To see the penalty, look at the site the way Google does. A library of useful content is fine. A product on a subdomain is fine. But a popup that funnels readers from the content into a separate product changes what the content is for — and that's exactly what Google's spam rules watch for.

Google's spam policies describe two patterns that fit. Doorway abuse: pages that exist mainly to rank, then send users somewhere else. Scaled content abuse: lots of pages built mainly to rank, not to help — which Google says counts "no matter how it's created," including AI content.

The penalty isn't a small drop. Google says sites that break these rules may "rank lower in results or not appear in results at all" — the manual action known as "pure spam."

And these rules get enforced. Google introduced the scaled-content policy in its March 2024 update and has kept tightening its spam policies since. The popup didn't invent a new problem. It made an old, borderline setup obvious — it showed Google, in one move, what the content was really for.

The real mistake

It's easy to blame the popup and move on. But the popup was a symptom. The real problem: a change with sitewide search consequences shipped without anyone asking one question — how will a search engine read this?

The marketing team optimized for a marketing metric, shipped the change themselves, and never showed it to anyone who could see the technical fallout. The decision made sense inside their frame and was a disaster outside it. Nobody owned the gap between the two.

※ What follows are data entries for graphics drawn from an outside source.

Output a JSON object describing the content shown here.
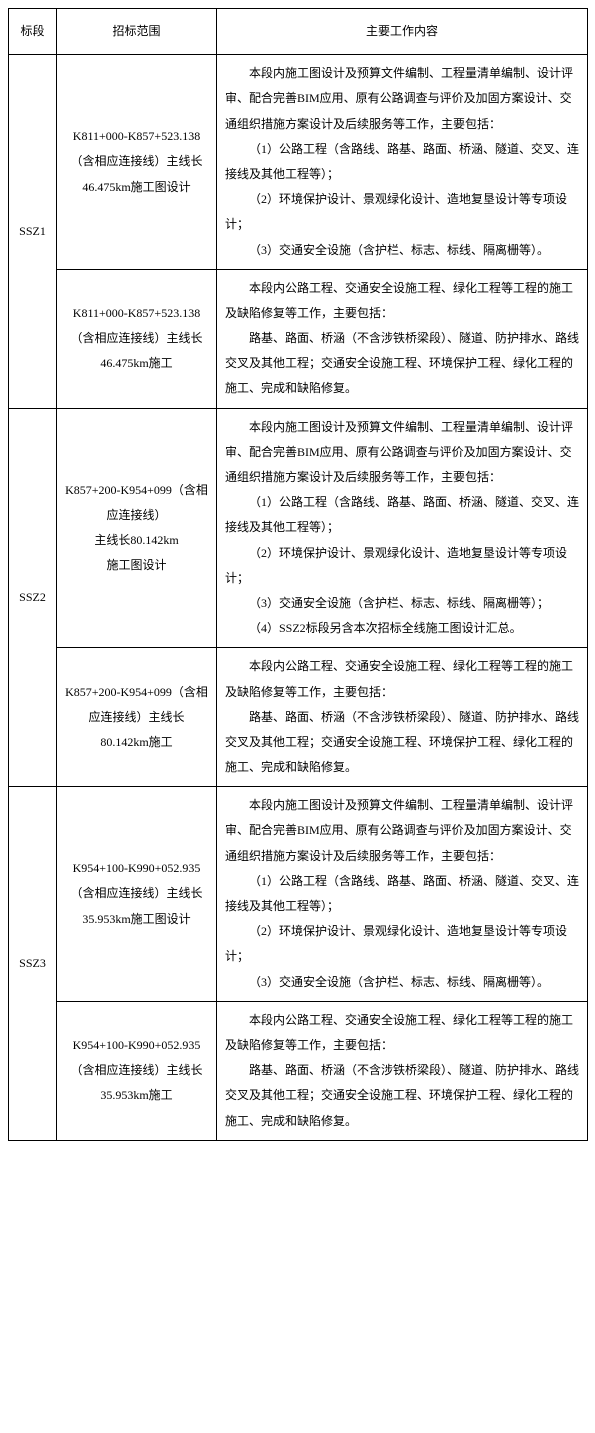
{
  "header": {
    "section": "标段",
    "scope": "招标范围",
    "work": "主要工作内容"
  },
  "rows": [
    {
      "section": "SSZ1",
      "scope1": "K811+000-K857+523.138（含相应连接线）主线长46.475km施工图设计",
      "work1": {
        "p1": "本段内施工图设计及预算文件编制、工程量清单编制、设计评审、配合完善BIM应用、原有公路调查与评价及加固方案设计、交通组织措施方案设计及后续服务等工作，主要包括：",
        "p2": "（1）公路工程（含路线、路基、路面、桥涵、隧道、交叉、连接线及其他工程等）；",
        "p3": "（2）环境保护设计、景观绿化设计、造地复垦设计等专项设计；",
        "p4": "（3）交通安全设施（含护栏、标志、标线、隔离栅等）。"
      },
      "scope2": "K811+000-K857+523.138（含相应连接线）主线长46.475km施工",
      "work2": {
        "p1": "本段内公路工程、交通安全设施工程、绿化工程等工程的施工及缺陷修复等工作，主要包括：",
        "p2": "路基、路面、桥涵（不含涉铁桥梁段）、隧道、防护排水、路线交叉及其他工程；交通安全设施工程、环境保护工程、绿化工程的施工、完成和缺陷修复。"
      }
    },
    {
      "section": "SSZ2",
      "scope1_l1": "K857+200-K954+099（含相应连接线）",
      "scope1_l2": "主线长80.142km",
      "scope1_l3": "施工图设计",
      "work1": {
        "p1": "本段内施工图设计及预算文件编制、工程量清单编制、设计评审、配合完善BIM应用、原有公路调查与评价及加固方案设计、交通组织措施方案设计及后续服务等工作，主要包括：",
        "p2": "（1）公路工程（含路线、路基、路面、桥涵、隧道、交叉、连接线及其他工程等）；",
        "p3": "（2）环境保护设计、景观绿化设计、造地复垦设计等专项设计；",
        "p4": "（3）交通安全设施（含护栏、标志、标线、隔离栅等）；",
        "p5": "（4）SSZ2标段另含本次招标全线施工图设计汇总。"
      },
      "scope2": "K857+200-K954+099（含相应连接线）主线长80.142km施工",
      "work2": {
        "p1": "本段内公路工程、交通安全设施工程、绿化工程等工程的施工及缺陷修复等工作，主要包括：",
        "p2": "路基、路面、桥涵（不含涉铁桥梁段）、隧道、防护排水、路线交叉及其他工程；交通安全设施工程、环境保护工程、绿化工程的施工、完成和缺陷修复。"
      }
    },
    {
      "section": "SSZ3",
      "scope1": "K954+100-K990+052.935（含相应连接线）主线长35.953km施工图设计",
      "work1": {
        "p1": "本段内施工图设计及预算文件编制、工程量清单编制、设计评审、配合完善BIM应用、原有公路调查与评价及加固方案设计、交通组织措施方案设计及后续服务等工作，主要包括：",
        "p2": "（1）公路工程（含路线、路基、路面、桥涵、隧道、交叉、连接线及其他工程等）；",
        "p3": "（2）环境保护设计、景观绿化设计、造地复垦设计等专项设计；",
        "p4": "（3）交通安全设施（含护栏、标志、标线、隔离栅等）。"
      },
      "scope2": "K954+100-K990+052.935（含相应连接线）主线长35.953km施工",
      "work2": {
        "p1": "本段内公路工程、交通安全设施工程、绿化工程等工程的施工及缺陷修复等工作，主要包括：",
        "p2": "路基、路面、桥涵（不含涉铁桥梁段）、隧道、防护排水、路线交叉及其他工程；交通安全设施工程、环境保护工程、绿化工程的施工、完成和缺陷修复。"
      }
    }
  ]
}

That's the trap. The changes most likely to hurt your search traffic rarely look technical. They look like marketing ideas — a popup, a redirect, a batch of new pages. So they skip the one review that would catch the problem.

Which changes need a technical check first

You don't need to run button colors past engineering. You do need a short list that never ships without a technical or SEO check, because the downside is months of lost traffic:

  • Anything that funnels users between properties — popups, interstitials, or overlays that move readers from content to a product, a subdomain, or another site.

  • Publishing pages at scale — especially AI or templated pages built mainly to rank.

  • New subdomains or domains tied to your main traffic, and how they link together.

The test is simple: if a change alters what your pages are for, treat it as a technical decision, not a cosmetic one.

The takeaway

A manual action drops you in a day. Getting back takes far longer — a review request can run to a couple of weeks in published recovery cases, and only after you've removed the problem and proven it. Rankings then return slowly, if they fully return at all. Cheap to break, expensive to fix.

Search engines don't read your intentions. They read your signals. Before any change to how your pages are structured, linked, or funneled, show it to someone who can model the search-engine reaction. Fifteen minutes of "how will this be read?" is the difference between a small experiment and a three-month recovery.